About LowEarth
See what's overhead.
LowEarth tracks every cataloged object in orbit around Earth — about 15,000 active satellites and notable debris fragments — and turns each one into a deep, beautifully designed reference page. Free for everyone. No paywalls on the core experience.
Who built this and why
Built by Brian L. The lane has been empty since Stuff in Space went offline in early 2022. Public satellite trackers are either ugly (CelesTrak, Heavens-Above, N2YO) or locked behind enterprise pricing ($1K–$4,500 per satellite per month). LowEarth is the beautiful, free, journalist-friendly middle.
How we're honest about the data
We don't claim “real-time.” Every position you see is propagated from a TLE (Two-Line Element set) — the standard format CelesTrak and Space-Track publish multiple times a day. Propagation gets less accurate the further past the TLE epoch you go. We display the epoch on every page so you know exactly how stale the underlying data is.
Data sources
- TLEs and SATCAT metadata: CelesTrak (Dr. T.S. Kelso)

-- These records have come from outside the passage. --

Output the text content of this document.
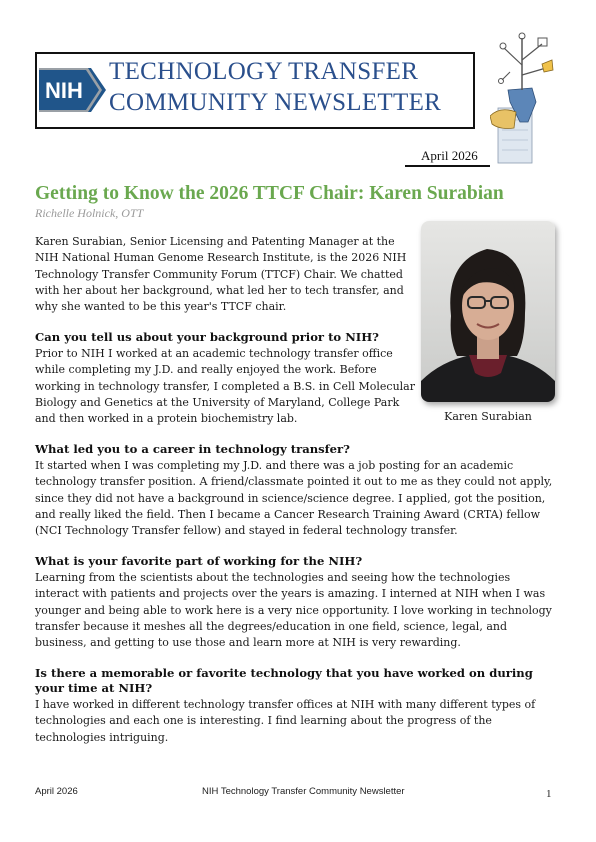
NIH
TECHNOLOGY TRANSFER
COMMUNITY NEWSLETTER
April 2026
Getting to Know the 2026 TTCF Chair: Karen Surabian
Richelle Holnick, OTT
Karen Surabian

Karen Surabian, Senior Licensing and Patenting Manager at the NIH National Human Genome Research Institute, is the 2026 NIH Technology Transfer Community Forum (TTCF) Chair. We chatted with her about her background, what led her to tech transfer, and why she wanted to be this year's TTCF chair.

Can you tell us about your background prior to NIH?

Prior to NIH I worked at an academic technology transfer office while completing my J.D. and really enjoyed the work. Before working in technology transfer, I completed a B.S. in Cell Molecular Biology and Genetics at the University of Maryland, College Park and then worked in a protein biochemistry lab.

What led you to a career in technology transfer?

It started when I was completing my J.D. and there was a job posting for an academic technology transfer position. A friend/classmate pointed it out to me as they could not apply, since they did not have a background in science/science degree. I applied, got the position, and really liked the field. Then I became a Cancer Research Training Award (CRTA) fellow (NCI Technology Transfer fellow) and stayed in federal technology transfer.

What is your favorite part of working for the NIH?

Learning from the scientists about the technologies and seeing how the technologies interact with patients and projects over the years is amazing. I interned at NIH when I was younger and being able to work here is a very nice opportunity. I love working in technology transfer because it meshes all the degrees/education in one field, science, legal, and business, and getting to use those and learn more at NIH is very rewarding.

Is there a memorable or favorite technology that you have worked on during your time at NIH?

I have worked in different technology transfer offices at NIH with many different types of technologies and each one is interesting. I find learning about the progress of the technologies intriguing.

April 2026	NIH Technology Transfer Community Newsletter	1
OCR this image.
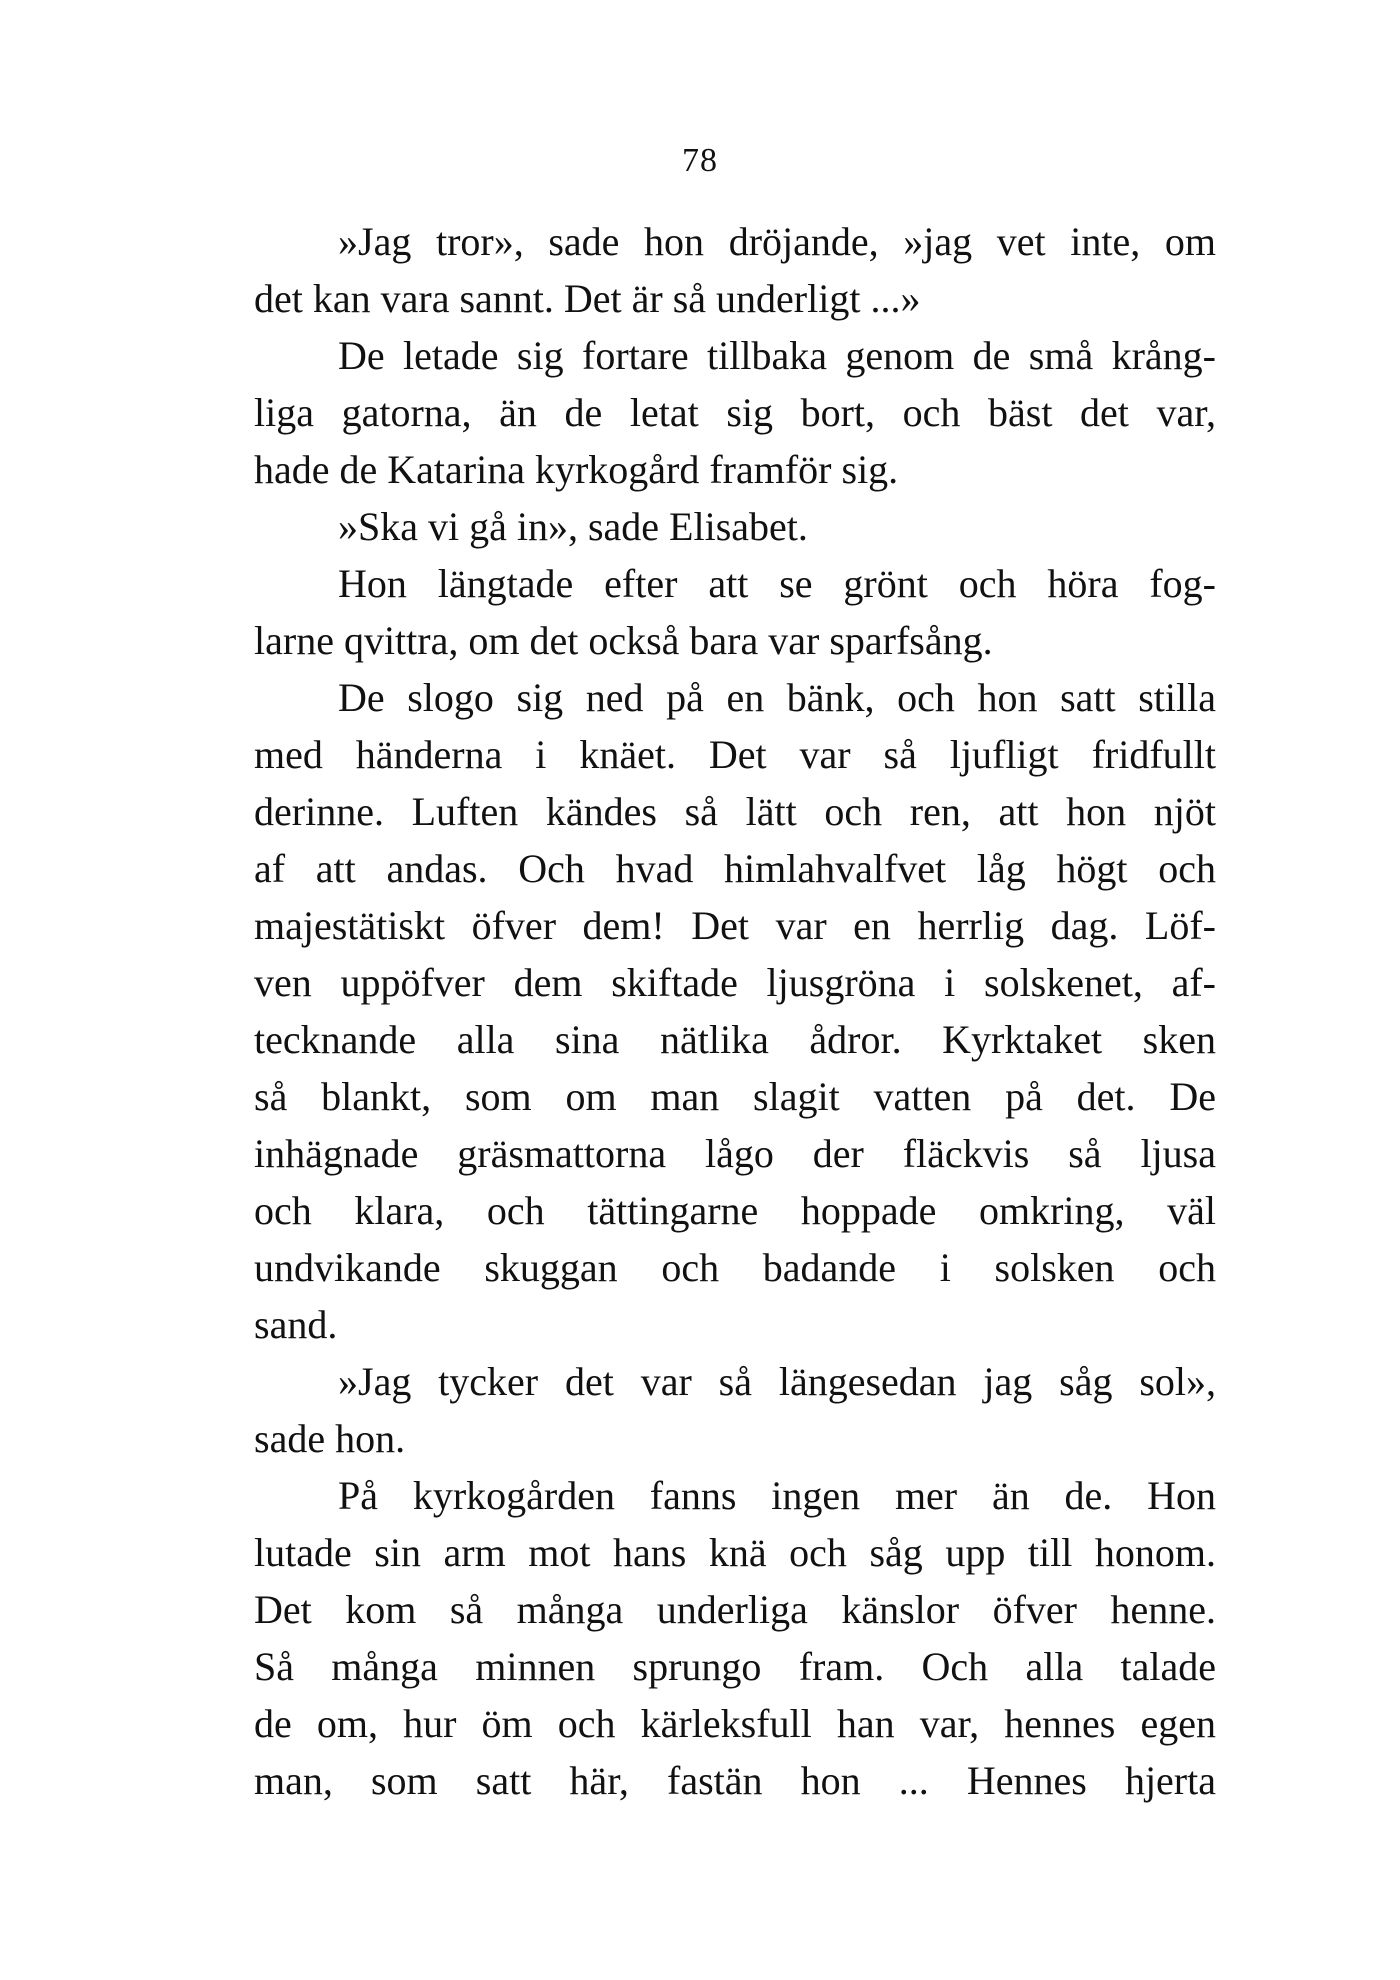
78
»Jag tror», sade hon dröjande, »jag vet inte, om
det kan vara sannt. Det är så underligt ...»
De letade sig fortare tillbaka genom de små krång-
liga gatorna, än de letat sig bort, och bäst det var,
hade de Katarina kyrkogård framför sig.
»Ska vi gå in», sade Elisabet.
Hon längtade efter att se grönt och höra fog-
larne qvittra, om det också bara var sparfsång.
De slogo sig ned på en bänk, och hon satt stilla
med händerna i knäet. Det var så ljufligt fridfullt
derinne. Luften kändes så lätt och ren, att hon njöt
af att andas. Och hvad himlahvalfvet låg högt och
majestätiskt öfver dem! Det var en herrlig dag. Löf-
ven uppöfver dem skiftade ljusgröna i solskenet, af-
tecknande alla sina nätlika ådror. Kyrktaket sken
så blankt, som om man slagit vatten på det. De
inhägnade gräsmattorna lågo der fläckvis så ljusa
och klara, och tättingarne hoppade omkring, väl
undvikande skuggan och badande i solsken och
sand.
»Jag tycker det var så längesedan jag såg sol»,
sade hon.
På kyrkogården fanns ingen mer än de. Hon
lutade sin arm mot hans knä och såg upp till honom.
Det kom så många underliga känslor öfver henne.
Så många minnen sprungo fram. Och alla talade
de om, hur öm och kärleksfull han var, hennes egen
man, som satt här, fastän hon ... Hennes hjerta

- Mission narratives: Wikipedia (CC-BY-SA, attributed)
- Structured properties: Wikidata (CC0)
- Launch metadata: TheSpaceDevs Launch Library 2
- Photos: Wikimedia Commons (mostly public-domain NASA/ESA)
- Mission detail: NASA NSSDCA Master Catalog
The embed widget
Every per-object page has an embeddable live globe view. Free for editorial use, with required attribution. Find the snippet near the bottom of any satellite page.